While I am generally negative on Argentina thanks to increasing government intervention in the country's markets, I do see upside opportunity for Cresud (NSDQ: CRESY), given its growing sales in South America and Asia.
Cresud grows and markets soybeans (199,559 tons produced last year), corn (250,435 tons), wheat (18.269 tons), sunflower (14,503 tons), sugar cane (576.048 tons) and other crops (123,435 tons). It also raises both beef and dairy cattle and is a major South American milk producer. Owning more than 1.1 million acres of farmland, the company is also a major real estate concern.
Shares are currently trading at the low end of their long-term valuation range after operating income fell by 10 percent in 2012. That was mainly due to the severe drought in the region last spring, which pushed up operating costs in the company's Cattle segment because of higher feed prices. Cattle prices also fell as many smaller farmers were forced by higher feed prices to cull their herds early, creating a glut of beef on the global market.
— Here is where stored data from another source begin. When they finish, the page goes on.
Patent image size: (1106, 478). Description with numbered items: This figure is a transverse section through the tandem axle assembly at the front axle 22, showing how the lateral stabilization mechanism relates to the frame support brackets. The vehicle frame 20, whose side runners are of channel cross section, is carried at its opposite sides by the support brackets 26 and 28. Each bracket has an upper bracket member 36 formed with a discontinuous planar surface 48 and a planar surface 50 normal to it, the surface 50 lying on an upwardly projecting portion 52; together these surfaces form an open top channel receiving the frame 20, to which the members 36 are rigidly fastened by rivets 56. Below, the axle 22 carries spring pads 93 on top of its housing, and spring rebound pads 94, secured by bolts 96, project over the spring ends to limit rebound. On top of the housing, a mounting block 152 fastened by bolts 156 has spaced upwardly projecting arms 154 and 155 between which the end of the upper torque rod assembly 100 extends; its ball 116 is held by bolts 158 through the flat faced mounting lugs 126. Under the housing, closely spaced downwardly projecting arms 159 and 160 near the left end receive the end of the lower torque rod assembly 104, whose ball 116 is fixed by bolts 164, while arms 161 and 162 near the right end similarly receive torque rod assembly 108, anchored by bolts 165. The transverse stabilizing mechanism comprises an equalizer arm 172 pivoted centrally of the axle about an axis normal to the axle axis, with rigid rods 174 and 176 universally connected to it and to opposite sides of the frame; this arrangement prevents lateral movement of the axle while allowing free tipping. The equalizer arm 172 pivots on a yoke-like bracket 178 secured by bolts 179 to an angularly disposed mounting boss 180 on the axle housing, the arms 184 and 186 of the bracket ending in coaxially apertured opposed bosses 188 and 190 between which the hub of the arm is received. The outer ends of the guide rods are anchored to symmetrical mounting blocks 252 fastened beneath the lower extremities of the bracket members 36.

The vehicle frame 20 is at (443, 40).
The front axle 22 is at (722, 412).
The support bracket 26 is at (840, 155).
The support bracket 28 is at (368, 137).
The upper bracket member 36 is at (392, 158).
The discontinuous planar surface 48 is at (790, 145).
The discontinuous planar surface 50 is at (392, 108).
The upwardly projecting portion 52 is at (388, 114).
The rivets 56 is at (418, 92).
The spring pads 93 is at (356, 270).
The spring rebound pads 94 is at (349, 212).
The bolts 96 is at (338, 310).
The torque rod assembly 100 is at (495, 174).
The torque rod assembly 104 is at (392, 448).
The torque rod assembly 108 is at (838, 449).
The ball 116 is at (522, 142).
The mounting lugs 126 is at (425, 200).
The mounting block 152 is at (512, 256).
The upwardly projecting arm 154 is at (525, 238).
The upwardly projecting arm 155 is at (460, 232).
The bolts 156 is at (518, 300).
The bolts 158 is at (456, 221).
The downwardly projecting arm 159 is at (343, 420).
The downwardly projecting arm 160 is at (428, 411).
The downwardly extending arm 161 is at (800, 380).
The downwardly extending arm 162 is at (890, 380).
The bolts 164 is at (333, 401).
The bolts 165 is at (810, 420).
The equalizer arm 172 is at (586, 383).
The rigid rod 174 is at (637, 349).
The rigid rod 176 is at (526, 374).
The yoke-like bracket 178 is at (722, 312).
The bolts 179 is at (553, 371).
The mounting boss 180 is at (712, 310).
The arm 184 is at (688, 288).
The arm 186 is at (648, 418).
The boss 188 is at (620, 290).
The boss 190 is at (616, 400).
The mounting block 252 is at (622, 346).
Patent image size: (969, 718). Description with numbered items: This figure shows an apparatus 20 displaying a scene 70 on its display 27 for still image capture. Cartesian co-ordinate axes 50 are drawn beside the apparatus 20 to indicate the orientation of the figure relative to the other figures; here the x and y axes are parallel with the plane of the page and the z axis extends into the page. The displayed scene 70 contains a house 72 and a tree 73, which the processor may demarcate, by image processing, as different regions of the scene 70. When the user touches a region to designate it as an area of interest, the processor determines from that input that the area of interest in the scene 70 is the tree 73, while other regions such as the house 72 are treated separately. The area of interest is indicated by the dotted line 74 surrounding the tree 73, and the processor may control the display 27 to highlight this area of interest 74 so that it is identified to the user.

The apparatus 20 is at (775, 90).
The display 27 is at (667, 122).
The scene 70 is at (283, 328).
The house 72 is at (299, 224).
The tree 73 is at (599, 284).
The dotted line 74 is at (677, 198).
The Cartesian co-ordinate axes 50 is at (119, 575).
Despite those headwinds the company's overall production posted strong growth, as crop production grew by more than 153 percent compared to the previous fiscal year and beef cattle production grew by 75.9 percent. Milk production also posted moderate growth.
Thanks to that steady production growth, all of this year's drought-related losses should be more than made up for next year as a result of higher beef and grain prices.
Despite being headquartered in Argentina, most of the company's farmland is actually located in Brazil, which historically has maintained favorable farm regulations that are out of the grasp of the Argentine government. That farmland is extremely attractive because at the company's current valuation, investors are basically buying the land at a discount while paying nothing for its ongoing operations. As a result, the company is an excellent hedge against an uptick in inflation.
The company also carries relatively little debt, currently trading at a debt-to-book value ratio of just 33.9 percent. The biggest drawback is that about 80 percent of the company's debt is denominated in US dollars, which exposes the company to fluctuations in exchange rates because it operates in pesos. While I don't look for a substantial depreciation of the dollar, I do see the greenback's impact on the company lessening as the global economy stabilizes.
I'm also encouraged by the fact that Cresud sells most of its production to emerging markets with the primary exception being its soybean crop, most of which is sold to Japanese concerns. As a result, Cresud has a very stable source of demand for its production.
The company is also extremely shareholder friendly, returning about a third of its cash flow to investors every year through its annual dividend. Typically paid in November, this year it should amount to about 27 cents per share for a yield of about 3.5 percent. You can find several more emerging market growth picks like Cresud in my free report.
Disclosure: I have no positions in any stocks mentioned, and no plans to initiate any positions within the next 72 hours. I wrote this article myself, and it expresses my own opinions. I am not receiving compensation for it. I have no business relationship with any company whose stock is mentioned in this article.